STAUNTON, VA.: American Shakespeare Center (ASC) has announced the playwrights and plays selected for the second round of the Shakespeare’s New Contemporaries (SNC) initiative. The program aims to produce 38 plays inspired by and in conversation with Shakespeare’s canon. The winners are Anchuli Felicia King’s Keene and Emma Whipday’s The Defamation of Cicely Lee. Each playwright will receive a $25,000 award, and the plays will be produced along with the partnering Shakespeare play in 2020.
“The SNC initiative is all about inviting contemporary authors and new voices into the classical arena,” said artistic director Ethan McSweeny in a statement. “Both of this year’s winners have found brilliant and creative ways to engage with their referent Shakespeare play, with ASC’s embrace of Shakespearean performance conditions on our Blackfriars stage, and with contemporary issues of diversity, equity, and inclusion. Keene and The Defamation of Cicely Lee will join our 2019 SNC recipients Anne Page Hates Fun by Amy E. Witting and 16 Winters, or The Bear’s Tale by Mary Elizabeth Hamilton as the core of our expanding new canon.”

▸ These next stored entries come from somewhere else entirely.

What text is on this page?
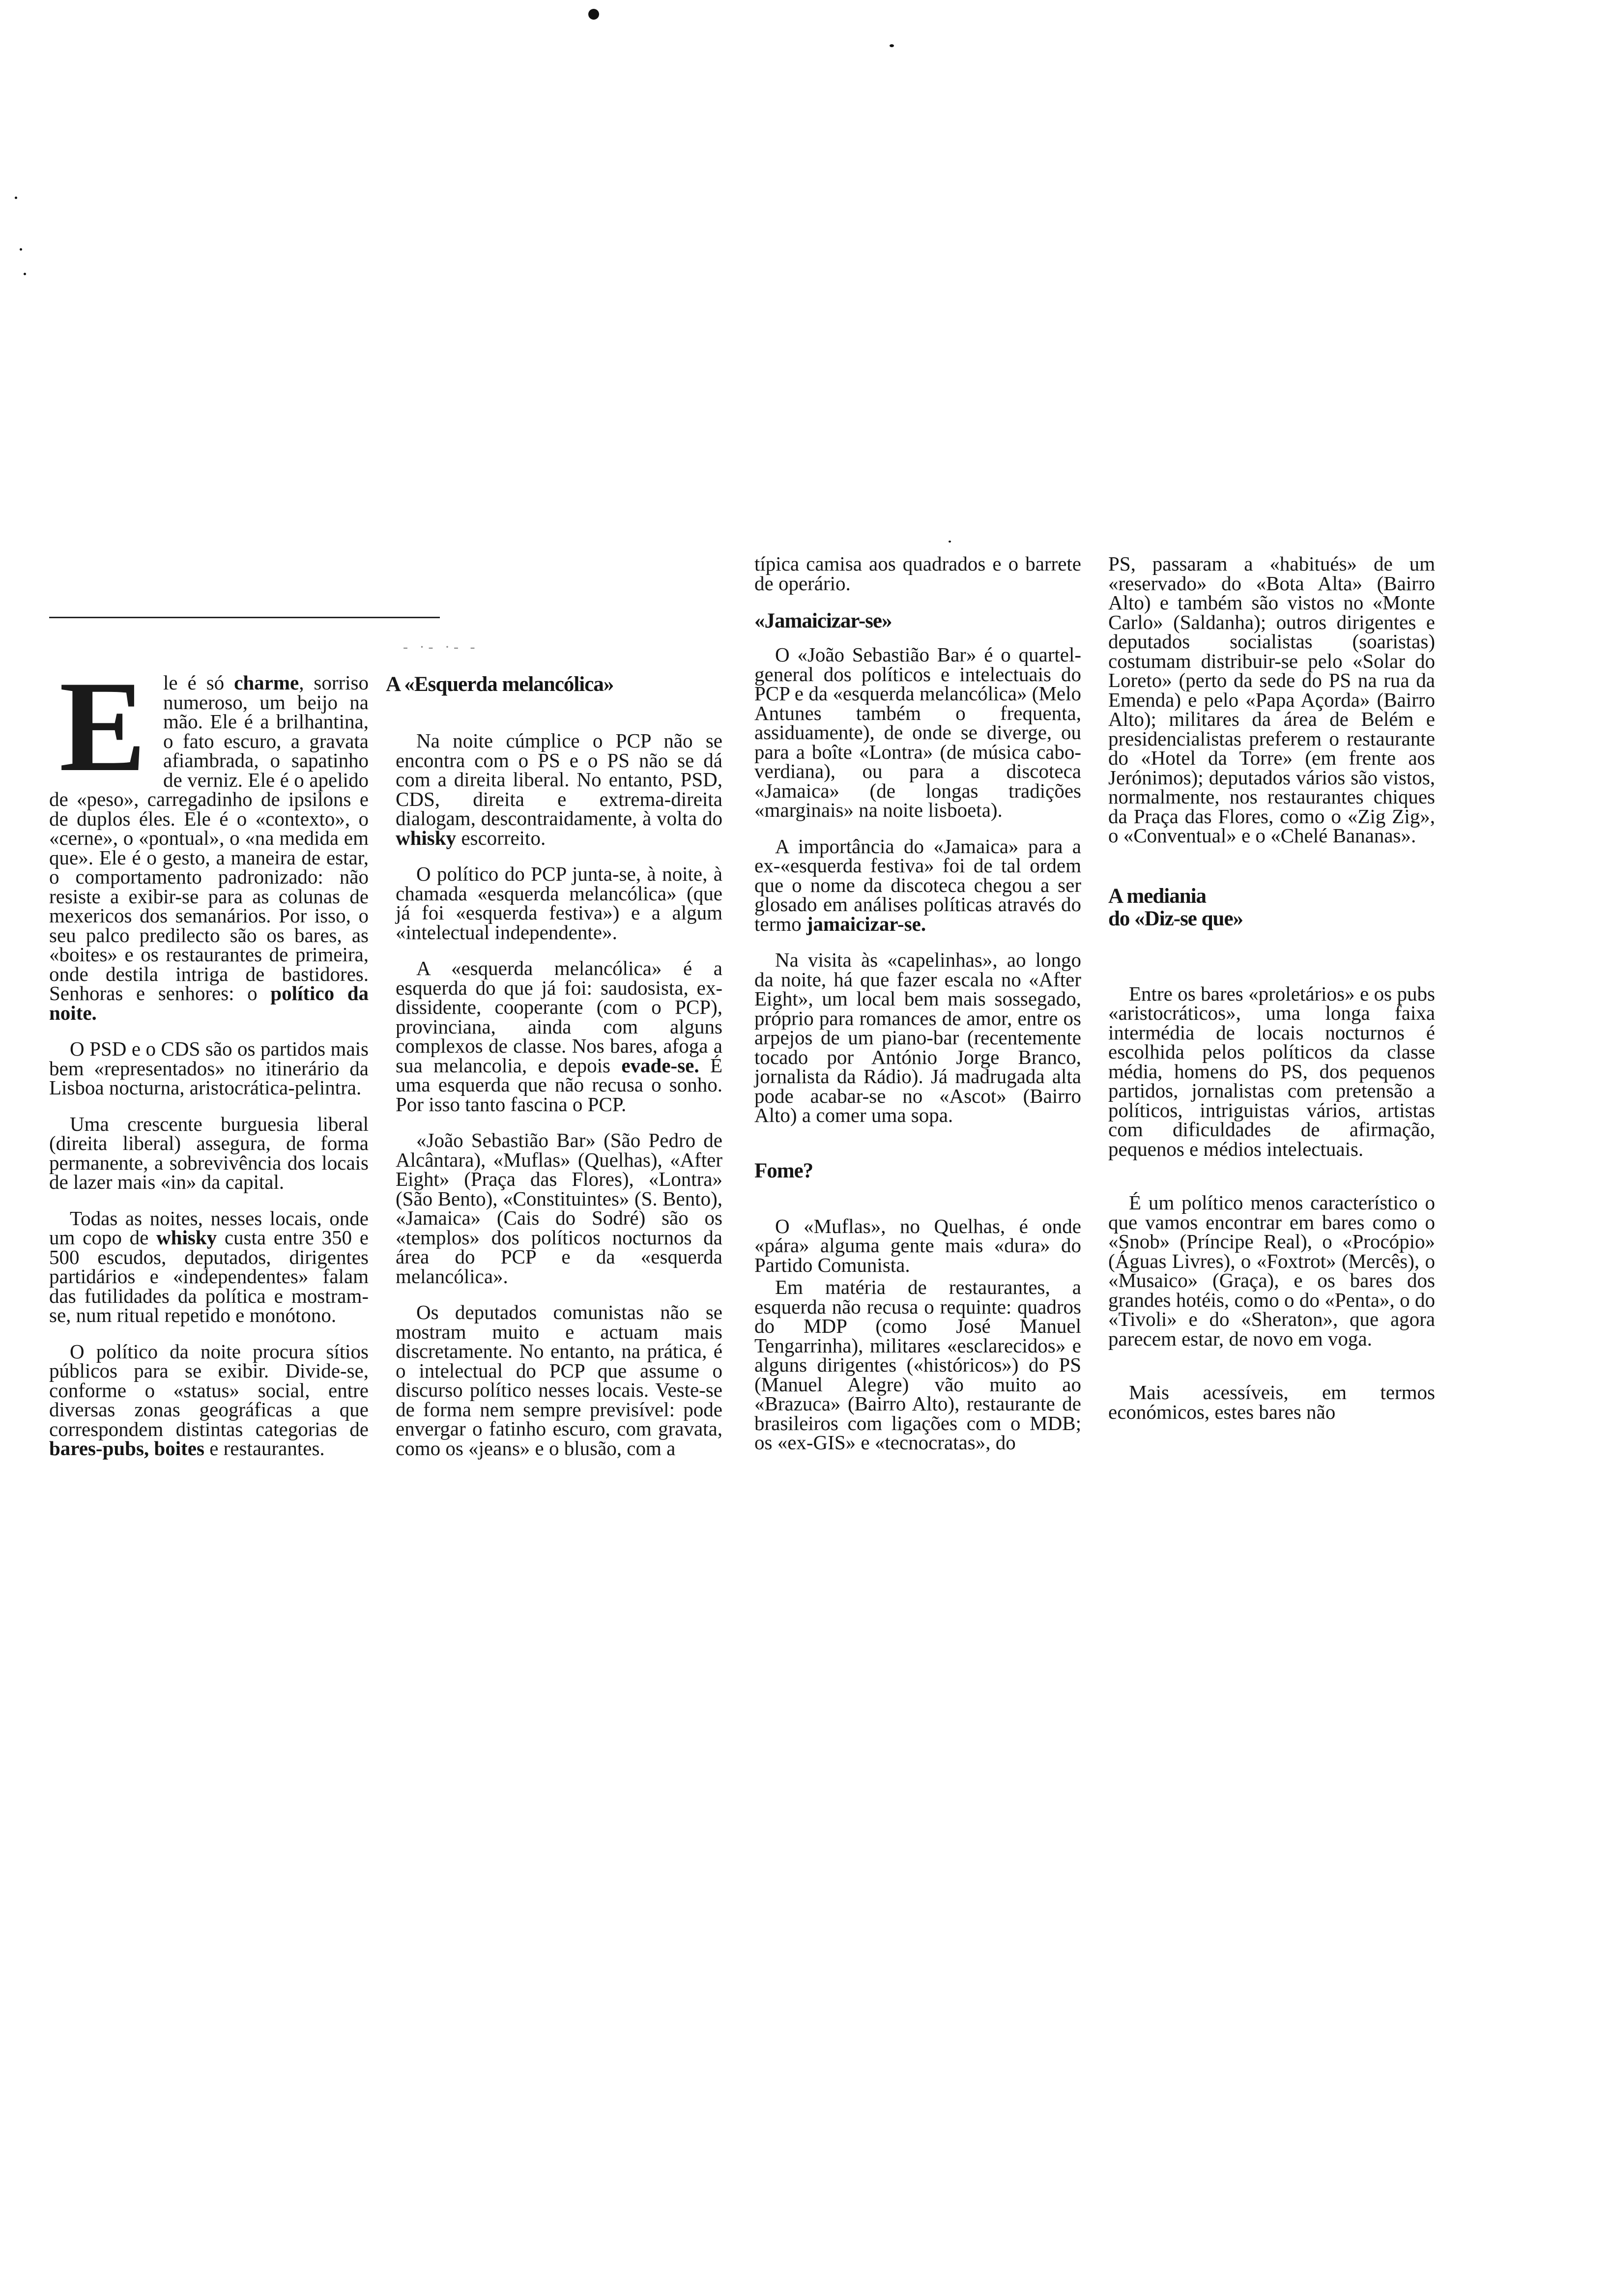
- ·- ·- -

Ele é só charme, sorriso numeroso, um beijo na mão. Ele é a brilhantina, o fato escuro, a gravata afiambrada, o sapatinho de verniz. Ele é o apelido de «peso», carregadinho de ipsilons e de duplos éles. Ele é o «contexto», o «cerne», o «pontual», o «na medida em que». Ele é o gesto, a maneira de estar, o comportamento padronizado: não resiste a exibir-se para as colunas de mexericos dos semanários. Por isso, o seu palco predilecto são os bares, as «boites» e os restaurantes de primeira, onde destila intriga de bastidores. Senhoras e senhores: o político da noite.

O PSD e o CDS são os partidos mais bem «representados» no itinerário da Lisboa nocturna, aristocrática-pelintra.

Uma crescente burguesia liberal (direita liberal) assegura, de forma permanente, a sobrevivência dos locais de lazer mais «in» da capital.

Todas as noites, nesses locais, onde um copo de whisky custa entre 350 e 500 escudos, deputados, dirigentes partidários e «independentes» falam das futilidades da política e mostram-se, num ritual repetido e monótono.

O político da noite procura sítios públicos para se exibir. Divide-se, conforme o «status» social, entre diversas zonas geográficas a que correspondem distintas categorias de bares-pubs, boites e restaurantes.

A «Esquerda melancólica»

Na noite cúmplice o PCP não se encontra com o PS e o PS não se dá com a direita liberal. No entanto, PSD, CDS, direita e extrema-direita dialogam, descontraidamente, à volta do whisky escorreito.

O político do PCP junta-se, à noite, à chamada «esquerda melancólica» (que já foi «esquerda festiva») e a algum «intelectual independente».

A «esquerda melancólica» é a esquerda do que já foi: saudosista, ex-dissidente, cooperante (com o PCP), provinciana, ainda com alguns complexos de classe. Nos bares, afoga a sua melancolia, e depois evade-se. É uma esquerda que não recusa o sonho. Por isso tanto fascina o PCP.

«João Sebastião Bar» (São Pedro de Alcântara), «Muflas» (Quelhas), «After Eight» (Praça das Flores), «Lontra» (São Bento), «Constituintes» (S. Bento), «Jamaica» (Cais do Sodré) são os «templos» dos políticos nocturnos da área do PCP e da «esquerda melancólica».

Os deputados comunistas não se mostram muito e actuam mais discretamente. No entanto, na prática, é o intelectual do PCP que assume o discurso político nesses locais. Veste-se de forma nem sempre previsível: pode envergar o fatinho escuro, com gravata, como os «jeans» e o blusão, com a

típica camisa aos quadrados e o barrete de operário.

«Jamaicizar-se»

O «João Sebastião Bar» é o quartel-general dos políticos e intelectuais do PCP e da «esquerda melancólica» (Melo Antunes também o frequenta, assiduamente), de onde se diverge, ou para a boîte «Lontra» (de música cabo-verdiana), ou para a discoteca «Jamaica» (de longas tradições «marginais» na noite lisboeta).

A importância do «Jamaica» para a ex-«esquerda festiva» foi de tal ordem que o nome da discoteca chegou a ser glosado em análises políticas através do termo jamaicizar-se.

Na visita às «capelinhas», ao longo da noite, há que fazer escala no «After Eight», um local bem mais sossegado, próprio para romances de amor, entre os arpejos de um piano-bar (recentemente tocado por António Jorge Branco, jornalista da Rádio). Já madrugada alta pode acabar-se no «Ascot» (Bairro Alto) a comer uma sopa.

Fome?

O «Muflas», no Quelhas, é onde «pára» alguma gente mais «dura» do Partido Comunista.

Em matéria de restaurantes, a esquerda não recusa o requinte: quadros do MDP (como José Manuel Tengarrinha), militares «esclarecidos» e alguns dirigentes («históricos») do PS (Manuel Alegre) vão muito ao «Brazuca» (Bairro Alto), restaurante de brasileiros com ligações com o MDB; os «ex-GIS» e «tecnocratas», do

PS, passaram a «habitués» de um «reservado» do «Bota Alta» (Bairro Alto) e também são vistos no «Monte Carlo» (Saldanha); outros dirigentes e deputados socialistas (soaristas) costumam distribuir-se pelo «Solar do Loreto» (perto da sede do PS na rua da Emenda) e pelo «Papa Açorda» (Bairro Alto); militares da área de Belém e presidencialistas preferem o restaurante do «Hotel da Torre» (em frente aos Jerónimos); deputados vários são vistos, normalmente, nos restaurantes chiques da Praça das Flores, como o «Zig Zig», o «Conventual» e o «Chelé Bananas».

A mediania
do «Diz-se que»

Entre os bares «proletários» e os pubs «aristocráticos», uma longa faixa intermédia de locais nocturnos é escolhida pelos políticos da classe média, homens do PS, dos pequenos partidos, jornalistas com pretensão a políticos, intriguistas vários, artistas com dificuldades de afirmação, pequenos e médios intelectuais.

É um político menos característico o que vamos encontrar em bares como o «Snob» (Príncipe Real), o «Procópio» (Águas Livres), o «Foxtrot» (Mercês), o «Musaico» (Graça), e os bares dos grandes hotéis, como o do «Penta», o do «Tivoli» e do «Sheraton», que agora parecem estar, de novo em voga.

Mais acessíveis, em termos económicos, estes bares não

King and Whipday’s works were selected from a pool of more than 150 submissions inspired by choice of four titles: Henry IV, Part 2; Othello; A Midsummer Night’s Dream; or Cymbeline.
Keene, inspired by Othello, follows a Japanese musicologist who becomes infatuated with a Ph.D. student she meets at a Shakespeare conference. Dreams start to merge with reality as the student pursues a thesis on Ira Aldridge, the first Black man to play Othello.
The Defamation of Cicely Lee was written in response to Cymbeline. The play is set in 1611 when Shakespeare’s latest play was traveling from London to Northern England, just as a maidservant in Corbridge is accused of committing adultery with her former master. Will her voice be heard?
SNC has also announced three additional titles that were shortlisted for the initiative. Crooked Ways by Elizabeth Hudleston, a partner to Henry IV, Part 2; Votaress by Caitlin Partridge, a response to A Midsummer Night’s Dream; and Desdemona’s Child (blood cry) by Caridad Svich, inspired by Othello.
“The two selected plays and three additional shortlist plays showcase how deep the application pool was,” said literary manager Anne G. Morgan in a statement. “The varied perspectives, skillful language, and compelling stories show us how much artistic potential this project is tapping into. We are pleased to lend our voice in support of these plays and look forward to seeing more of the innovative ways in which today’s writers are engaging with Shakespeare’s work when we open the next application cycle in June and consider six great Shakespeare titles as jumping off points.”